Prediction of Lung Cancer Using Supervised Machine Learning

Document Type : Original Article


1 faculty of computers and information menoufia university. information system department

2 Information Systems Department Faculty of Computers and Information Menoufia University, Egypt

3 Information System, faculty of computer and information, Menoufia University, Shebin El Kom, Menofia, Egypt


Cancer of the lungs is a silent monster. It is discovered when it is far advanced, such as liver or pancreatic cancer.
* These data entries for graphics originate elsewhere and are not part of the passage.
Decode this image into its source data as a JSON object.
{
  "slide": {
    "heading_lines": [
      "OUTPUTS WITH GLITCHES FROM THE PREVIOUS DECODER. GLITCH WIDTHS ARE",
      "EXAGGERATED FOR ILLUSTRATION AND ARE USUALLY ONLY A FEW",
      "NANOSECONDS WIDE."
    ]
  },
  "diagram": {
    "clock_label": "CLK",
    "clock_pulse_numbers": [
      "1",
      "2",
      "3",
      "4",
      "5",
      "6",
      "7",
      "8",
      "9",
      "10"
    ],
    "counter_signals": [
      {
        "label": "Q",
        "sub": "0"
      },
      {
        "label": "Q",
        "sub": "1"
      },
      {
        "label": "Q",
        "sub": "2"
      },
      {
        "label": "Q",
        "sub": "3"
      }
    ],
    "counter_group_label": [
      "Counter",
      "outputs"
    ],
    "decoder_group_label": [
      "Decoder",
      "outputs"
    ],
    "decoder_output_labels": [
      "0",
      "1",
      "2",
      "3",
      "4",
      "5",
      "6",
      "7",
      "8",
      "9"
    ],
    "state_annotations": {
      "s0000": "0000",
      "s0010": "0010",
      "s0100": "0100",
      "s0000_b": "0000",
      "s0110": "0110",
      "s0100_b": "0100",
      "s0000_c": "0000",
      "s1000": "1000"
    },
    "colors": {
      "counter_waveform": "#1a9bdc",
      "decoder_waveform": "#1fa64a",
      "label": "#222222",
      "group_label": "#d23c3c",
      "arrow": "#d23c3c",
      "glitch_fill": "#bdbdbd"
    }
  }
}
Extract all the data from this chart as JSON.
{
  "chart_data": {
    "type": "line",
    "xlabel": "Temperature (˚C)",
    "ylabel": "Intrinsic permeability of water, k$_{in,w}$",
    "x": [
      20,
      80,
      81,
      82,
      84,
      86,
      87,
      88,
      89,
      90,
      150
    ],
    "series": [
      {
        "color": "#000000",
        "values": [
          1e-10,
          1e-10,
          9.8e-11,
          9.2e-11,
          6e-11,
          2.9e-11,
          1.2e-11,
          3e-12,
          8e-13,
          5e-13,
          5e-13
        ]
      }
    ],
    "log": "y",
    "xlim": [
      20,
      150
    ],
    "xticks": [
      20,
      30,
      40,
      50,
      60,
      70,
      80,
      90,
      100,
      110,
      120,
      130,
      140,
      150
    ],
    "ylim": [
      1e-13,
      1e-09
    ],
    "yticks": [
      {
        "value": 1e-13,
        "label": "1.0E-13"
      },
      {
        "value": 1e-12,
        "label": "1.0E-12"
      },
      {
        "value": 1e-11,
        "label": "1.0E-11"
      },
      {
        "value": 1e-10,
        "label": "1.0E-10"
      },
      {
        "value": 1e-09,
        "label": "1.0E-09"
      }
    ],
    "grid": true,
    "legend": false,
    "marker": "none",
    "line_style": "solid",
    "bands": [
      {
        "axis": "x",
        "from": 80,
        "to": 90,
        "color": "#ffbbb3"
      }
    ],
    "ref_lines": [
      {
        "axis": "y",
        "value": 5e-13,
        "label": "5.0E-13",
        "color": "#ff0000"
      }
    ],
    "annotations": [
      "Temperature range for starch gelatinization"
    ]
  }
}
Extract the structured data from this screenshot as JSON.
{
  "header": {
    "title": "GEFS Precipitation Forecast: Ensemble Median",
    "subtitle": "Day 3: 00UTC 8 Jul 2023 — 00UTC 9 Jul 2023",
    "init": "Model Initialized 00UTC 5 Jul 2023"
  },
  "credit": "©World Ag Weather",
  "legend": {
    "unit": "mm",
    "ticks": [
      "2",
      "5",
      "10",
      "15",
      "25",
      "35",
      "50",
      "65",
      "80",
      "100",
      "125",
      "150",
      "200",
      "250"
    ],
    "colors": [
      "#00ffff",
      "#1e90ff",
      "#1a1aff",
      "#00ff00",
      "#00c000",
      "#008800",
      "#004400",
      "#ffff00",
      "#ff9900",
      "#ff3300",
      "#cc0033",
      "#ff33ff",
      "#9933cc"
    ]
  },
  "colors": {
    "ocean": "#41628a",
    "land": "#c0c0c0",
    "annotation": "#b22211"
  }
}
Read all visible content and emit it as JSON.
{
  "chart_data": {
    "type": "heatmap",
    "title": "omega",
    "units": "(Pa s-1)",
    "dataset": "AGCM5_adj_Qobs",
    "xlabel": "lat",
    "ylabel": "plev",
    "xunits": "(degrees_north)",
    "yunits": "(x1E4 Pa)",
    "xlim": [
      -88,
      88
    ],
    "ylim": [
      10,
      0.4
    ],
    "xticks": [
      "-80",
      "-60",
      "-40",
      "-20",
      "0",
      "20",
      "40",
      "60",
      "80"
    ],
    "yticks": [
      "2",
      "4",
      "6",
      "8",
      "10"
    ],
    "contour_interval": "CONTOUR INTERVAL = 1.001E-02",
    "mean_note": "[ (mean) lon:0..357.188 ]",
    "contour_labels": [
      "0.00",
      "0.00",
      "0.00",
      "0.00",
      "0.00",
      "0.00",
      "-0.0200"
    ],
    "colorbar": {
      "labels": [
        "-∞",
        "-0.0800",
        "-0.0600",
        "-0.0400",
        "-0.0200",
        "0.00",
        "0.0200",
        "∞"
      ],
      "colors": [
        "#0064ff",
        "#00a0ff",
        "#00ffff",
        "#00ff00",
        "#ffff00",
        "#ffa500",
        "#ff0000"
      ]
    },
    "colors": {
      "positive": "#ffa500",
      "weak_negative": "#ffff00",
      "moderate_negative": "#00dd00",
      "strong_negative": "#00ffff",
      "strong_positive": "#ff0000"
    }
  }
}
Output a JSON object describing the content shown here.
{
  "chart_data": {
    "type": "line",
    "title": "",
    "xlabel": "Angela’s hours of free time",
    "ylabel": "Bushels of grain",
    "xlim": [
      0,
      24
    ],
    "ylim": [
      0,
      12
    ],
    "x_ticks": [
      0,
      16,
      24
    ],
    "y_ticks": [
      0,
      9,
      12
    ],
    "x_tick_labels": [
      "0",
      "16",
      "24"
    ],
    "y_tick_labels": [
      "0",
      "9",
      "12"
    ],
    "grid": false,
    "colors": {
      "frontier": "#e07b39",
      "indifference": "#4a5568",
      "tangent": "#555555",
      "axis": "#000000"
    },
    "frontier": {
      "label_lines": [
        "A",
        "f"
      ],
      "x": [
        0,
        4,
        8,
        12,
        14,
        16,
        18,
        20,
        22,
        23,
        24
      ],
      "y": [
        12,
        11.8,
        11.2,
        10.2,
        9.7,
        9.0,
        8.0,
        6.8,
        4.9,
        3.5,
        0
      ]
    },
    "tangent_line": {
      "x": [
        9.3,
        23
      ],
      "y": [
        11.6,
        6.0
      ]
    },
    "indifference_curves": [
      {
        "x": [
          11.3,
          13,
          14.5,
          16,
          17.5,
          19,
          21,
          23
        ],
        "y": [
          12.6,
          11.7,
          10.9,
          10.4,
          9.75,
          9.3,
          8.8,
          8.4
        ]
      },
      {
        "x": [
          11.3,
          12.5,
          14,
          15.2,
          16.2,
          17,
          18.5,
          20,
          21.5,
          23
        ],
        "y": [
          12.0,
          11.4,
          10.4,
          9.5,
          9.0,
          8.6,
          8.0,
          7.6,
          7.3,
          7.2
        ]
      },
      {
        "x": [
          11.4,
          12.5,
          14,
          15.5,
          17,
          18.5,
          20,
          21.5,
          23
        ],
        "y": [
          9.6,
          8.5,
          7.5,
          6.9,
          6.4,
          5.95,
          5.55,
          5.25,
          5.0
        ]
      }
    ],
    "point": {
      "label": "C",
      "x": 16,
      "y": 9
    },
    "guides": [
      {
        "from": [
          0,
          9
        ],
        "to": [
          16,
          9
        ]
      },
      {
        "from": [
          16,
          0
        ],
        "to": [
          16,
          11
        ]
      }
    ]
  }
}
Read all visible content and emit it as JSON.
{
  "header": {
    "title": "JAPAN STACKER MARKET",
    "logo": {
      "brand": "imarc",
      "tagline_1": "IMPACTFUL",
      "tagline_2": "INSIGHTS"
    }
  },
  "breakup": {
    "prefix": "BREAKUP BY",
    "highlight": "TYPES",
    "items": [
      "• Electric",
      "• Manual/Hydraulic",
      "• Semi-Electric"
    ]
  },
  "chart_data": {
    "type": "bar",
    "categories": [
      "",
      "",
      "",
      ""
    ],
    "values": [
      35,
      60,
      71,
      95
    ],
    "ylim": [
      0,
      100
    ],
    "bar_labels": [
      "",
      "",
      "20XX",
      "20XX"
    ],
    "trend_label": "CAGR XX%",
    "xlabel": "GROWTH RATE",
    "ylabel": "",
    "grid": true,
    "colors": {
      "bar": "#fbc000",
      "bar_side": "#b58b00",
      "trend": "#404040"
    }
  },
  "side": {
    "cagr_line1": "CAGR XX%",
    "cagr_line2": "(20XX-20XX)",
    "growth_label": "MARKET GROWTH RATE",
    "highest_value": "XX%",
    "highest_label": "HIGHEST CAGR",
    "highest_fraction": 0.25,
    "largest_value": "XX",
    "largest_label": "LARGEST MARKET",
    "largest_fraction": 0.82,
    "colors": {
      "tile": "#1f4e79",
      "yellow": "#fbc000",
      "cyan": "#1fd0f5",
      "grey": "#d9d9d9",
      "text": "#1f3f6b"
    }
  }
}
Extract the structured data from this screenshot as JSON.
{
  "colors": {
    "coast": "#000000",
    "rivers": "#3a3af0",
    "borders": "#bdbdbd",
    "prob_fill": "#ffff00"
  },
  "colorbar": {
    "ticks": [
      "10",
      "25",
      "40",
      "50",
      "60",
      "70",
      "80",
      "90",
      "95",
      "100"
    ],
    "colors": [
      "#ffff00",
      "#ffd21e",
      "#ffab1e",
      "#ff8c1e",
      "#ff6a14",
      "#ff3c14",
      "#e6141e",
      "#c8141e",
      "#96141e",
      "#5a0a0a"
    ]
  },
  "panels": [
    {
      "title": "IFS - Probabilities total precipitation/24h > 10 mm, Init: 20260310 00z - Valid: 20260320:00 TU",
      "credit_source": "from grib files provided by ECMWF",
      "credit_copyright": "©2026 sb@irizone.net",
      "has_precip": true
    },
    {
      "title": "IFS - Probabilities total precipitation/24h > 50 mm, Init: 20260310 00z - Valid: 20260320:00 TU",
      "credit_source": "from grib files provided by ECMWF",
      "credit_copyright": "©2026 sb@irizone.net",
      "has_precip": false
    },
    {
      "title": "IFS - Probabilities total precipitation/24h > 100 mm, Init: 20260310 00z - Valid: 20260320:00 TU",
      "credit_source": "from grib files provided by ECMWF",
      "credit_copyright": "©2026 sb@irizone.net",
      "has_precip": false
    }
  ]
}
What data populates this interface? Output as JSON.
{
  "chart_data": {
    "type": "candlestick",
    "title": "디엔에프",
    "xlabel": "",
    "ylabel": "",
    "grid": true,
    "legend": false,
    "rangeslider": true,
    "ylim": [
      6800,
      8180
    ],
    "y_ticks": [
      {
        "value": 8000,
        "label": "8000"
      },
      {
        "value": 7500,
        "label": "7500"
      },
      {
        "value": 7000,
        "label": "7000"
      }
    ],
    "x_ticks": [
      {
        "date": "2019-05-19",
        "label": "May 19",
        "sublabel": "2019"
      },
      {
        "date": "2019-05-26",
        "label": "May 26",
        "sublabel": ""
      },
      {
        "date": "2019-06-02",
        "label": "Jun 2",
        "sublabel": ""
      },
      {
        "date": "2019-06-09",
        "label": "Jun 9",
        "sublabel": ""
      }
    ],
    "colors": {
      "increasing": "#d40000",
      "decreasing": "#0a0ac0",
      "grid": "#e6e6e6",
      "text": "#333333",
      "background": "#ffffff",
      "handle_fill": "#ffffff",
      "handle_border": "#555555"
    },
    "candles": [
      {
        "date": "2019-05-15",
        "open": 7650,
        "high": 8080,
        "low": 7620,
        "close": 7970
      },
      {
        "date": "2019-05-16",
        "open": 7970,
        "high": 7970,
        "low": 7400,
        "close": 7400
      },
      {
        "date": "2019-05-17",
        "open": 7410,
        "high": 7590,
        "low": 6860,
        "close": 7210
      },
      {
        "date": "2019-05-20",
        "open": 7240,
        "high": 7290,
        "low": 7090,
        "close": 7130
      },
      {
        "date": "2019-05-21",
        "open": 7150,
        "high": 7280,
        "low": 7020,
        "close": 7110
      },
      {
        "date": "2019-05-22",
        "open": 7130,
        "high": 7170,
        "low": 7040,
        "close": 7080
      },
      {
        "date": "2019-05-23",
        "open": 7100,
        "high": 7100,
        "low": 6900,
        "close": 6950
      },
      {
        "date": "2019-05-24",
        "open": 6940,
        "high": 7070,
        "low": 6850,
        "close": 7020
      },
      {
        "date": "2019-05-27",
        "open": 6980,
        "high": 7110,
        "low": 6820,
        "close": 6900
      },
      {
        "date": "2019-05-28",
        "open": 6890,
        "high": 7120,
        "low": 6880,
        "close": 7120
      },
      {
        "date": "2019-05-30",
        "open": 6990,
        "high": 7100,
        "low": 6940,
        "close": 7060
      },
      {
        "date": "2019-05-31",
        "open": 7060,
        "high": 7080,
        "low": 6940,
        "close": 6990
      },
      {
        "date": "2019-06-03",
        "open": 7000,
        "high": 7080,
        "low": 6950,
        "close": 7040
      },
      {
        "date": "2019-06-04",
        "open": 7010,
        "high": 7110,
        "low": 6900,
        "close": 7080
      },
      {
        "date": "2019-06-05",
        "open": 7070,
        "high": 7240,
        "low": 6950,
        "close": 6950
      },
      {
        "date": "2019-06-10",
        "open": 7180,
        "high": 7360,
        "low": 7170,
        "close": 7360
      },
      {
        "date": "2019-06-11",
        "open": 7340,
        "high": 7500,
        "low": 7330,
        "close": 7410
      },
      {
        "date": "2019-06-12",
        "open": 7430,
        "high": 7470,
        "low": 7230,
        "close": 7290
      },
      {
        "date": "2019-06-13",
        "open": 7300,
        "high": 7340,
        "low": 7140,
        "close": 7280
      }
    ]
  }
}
It can be difficult for doctors to recognize the disease in the beginning stages. For this reason, we focus on this topic, to help doctors and people to determine their cancer risk at a lower cost through an effective cancer prediction system and make appropriate decisions according to their cancer risk status. This paper's goal is to make a practical method for determining whether a patient has lung cancer or not. The proposal was tested with the Kaggle standardized data set Survey Lung Cancer. we used real data collected from real hospitals in Egypt. In our proposal, the two main processes are data pre-processing and prediction. Data preparation for the prediction process is known as data preprocessing. In the prediction process, we used techniques for machine learning to compare classifications between all these algorithms, which included a Decision tree,

Logistic regression, KNN, Support vector machine, and Naïve Bayes. The four criteria utilized for evaluating the techniques were accuracy, recall, precision, and F1-score. They were used to categorize the dataset, and the results were compared. The support vector machine achieved a maximum prediction accuracy of 98%.